You get the point, and probably already feel exhausted. It is one of the most beautiful books I have ever read in my life. The prose is, to me, that feeling of showering and getting underneath freshly cleaned sheets with shaved legs. It’s that rare time when you wake up from a nap and actually feel better. It’s the type of hug a mother gives even when she isn’t your mother, but you know she is someone’s because of the way she hugs you. Okay, maybe I like the book so much because I seem to enjoy metaphors nearly as much as Morgenstern does. It was a book that I felt like I was sinking further and further into with every page, where I felt myself getting so irrecoverably lost within the letters and simultaneously found amongst the words. I cannot sing its praise highly enough, and yet I know it is a rarity to find someone who will find the same adoration for it as I found. That is okay.

My entire purpose for bringing it up is because one of the quotes from it says, “We’re here to wander through other people’s stories, searching for our own.” As you can see, this theme is echoed in the tagline of my blog. I consider myself a wanderer: I struggle with settling in places or with people. I find refreshment and joy in exploration, dipping my toes into these places and those lives, experiencing just enough of a story to see the beauty and complexity of it without getting lost within its depths.

The title of this blog, Hiraeth, is a Welsh word which struggles to find a place within the English language. Roughly translated, it means the yearning and search for a home which does not exist.

I wander through the stories around me, perpetually intrigued by the bits and pieces I witness and collect along the way. Sometimes these stories are bound within ink and paper, and other times they are in the hands I hold, the laughter I share, the words I hear or those which are given to me.
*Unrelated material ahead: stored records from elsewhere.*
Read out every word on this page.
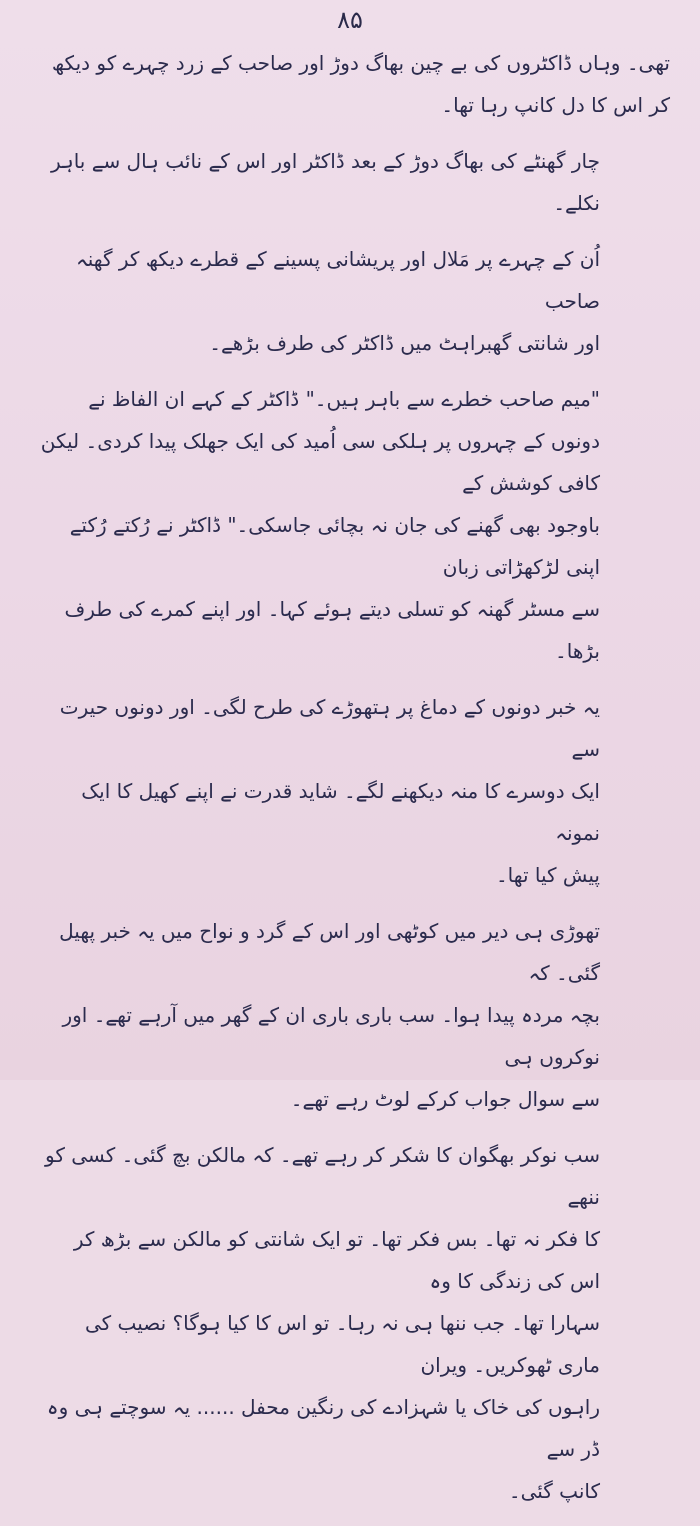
۸۵

تھی۔ وہاں ڈاکٹروں کی بے چین بھاگ دوڑ اور صاحب کے زرد چہرے کو دیکھ
کر اس کا دل کانپ رہا تھا۔

چار گھنٹے کی بھاگ دوڑ کے بعد ڈاکٹر اور اس کے نائب ہال سے باہر
نکلے۔

اُن کے چہرے پر مَلال اور پریشانی پسینے کے قطرے دیکھ کر گھنہ صاحب
اور شانتی گھبراہٹ میں ڈاکٹر کی طرف بڑھے۔

"میم صاحب خطرے سے باہر ہیں۔" ڈاکٹر کے کہے ان الفاظ نے
دونوں کے چہروں پر ہلکی سی اُمید کی ایک جھلک پیدا کردی۔ لیکن کافی کوشش کے
باوجود بھی گھنے کی جان نہ بچائی جاسکی۔" ڈاکٹر نے رُکتے رُکتے اپنی لڑکھڑاتی زبان
سے مسٹر گھنہ کو تسلی دیتے ہوئے کہا۔ اور اپنے کمرے کی طرف بڑھا۔

یہ خبر دونوں کے دماغ پر ہتھوڑے کی طرح لگی۔ اور دونوں حیرت سے
ایک دوسرے کا منہ دیکھنے لگے۔ شاید قدرت نے اپنے کھیل کا ایک نمونہ
پیش کیا تھا۔

تھوڑی ہی دیر میں کوٹھی اور اس کے گرد و نواح میں یہ خبر پھیل گئی۔ کہ
بچہ مردہ پیدا ہوا۔ سب باری باری ان کے گھر میں آرہے تھے۔ اور نوکروں ہی
سے سوال جواب کرکے لوٹ رہے تھے۔

سب نوکر بھگوان کا شکر کر رہے تھے۔ کہ مالکن بچ گئی۔ کسی کو ننھے
کا فکر نہ تھا۔ بس فکر تھا۔ تو ایک شانتی کو مالکن سے بڑھ کر اس کی زندگی کا وہ
سہارا تھا۔ جب ننھا ہی نہ رہا۔ تو اس کا کیا ہوگا؟ نصیب کی ماری ٹھوکریں۔ ویران
راہوں کی خاک یا شہزادے کی رنگین محفل ...... یہ سوچتے ہی وہ ڈر سے
کانپ گئی۔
They are the stories that swirl around the exhalations of the individuals who pass me by, perhaps not even knowing I exist.

“I think the best stories feel like they’re still going, somewhere, out in story space.”

I am a piece of so many stories, most of which I may never know about. I do not get to decide what role I play in many of the stories in which I have a part, and I do not get to know what imprint I leave behind. The air is filled with the constantly changing and shattering and building of tales being told, and I truly do not have the words to describe the way this affects me.

Part of my enjoyment is born in intrigue, but part is fueled by this idea of “hiraetth”. My story is wide open, and yet it is on a trajectory which I cannot understand beyond knowing each of my choices push it forward. “A boy at the beginning of a story has no way of knowing that the story has begun”, or where it is going. I often feel so vastly different from the people around me on fundamental levels, which does not detract from my love for them and of those disparities. I wander through stories in search of this home, all the while knowing within myself that it almost certainly does not exist. The journey of seeking, of learning, of discovering, and of ending does not diminish the yearning, but it contributes to the joy and peace of searching.

Hiraeth was the first word I discovered which had no good English translation, and it all went downhill from there. I have a wide collection of words of that category or which are uncommon/not well known within English, and I add to them whenever I find a new one that speaks to me. I would love to share some of my favorites if there is an interest from my readers, but for now I will leave you with just one which echoes what, I think, many of us struggle with and which I have made reference to in this post. I’m not even going to write my own definition for it because the one which I found for it is beautiful:

Monachopsis: (n.) the subtle but persistent feeling of being out of place, as maladapted to your surroundings as a seal on a beach – lumbering, clumsy, easily distracted, huddled in the company of other misfits, unable to recognize the ambient roar of your intended habitat, in which you’d be fluidly, brilliantly, effortlessly at home. (English)

Thank you for reading, and I will try to make future posts shorter than this first one.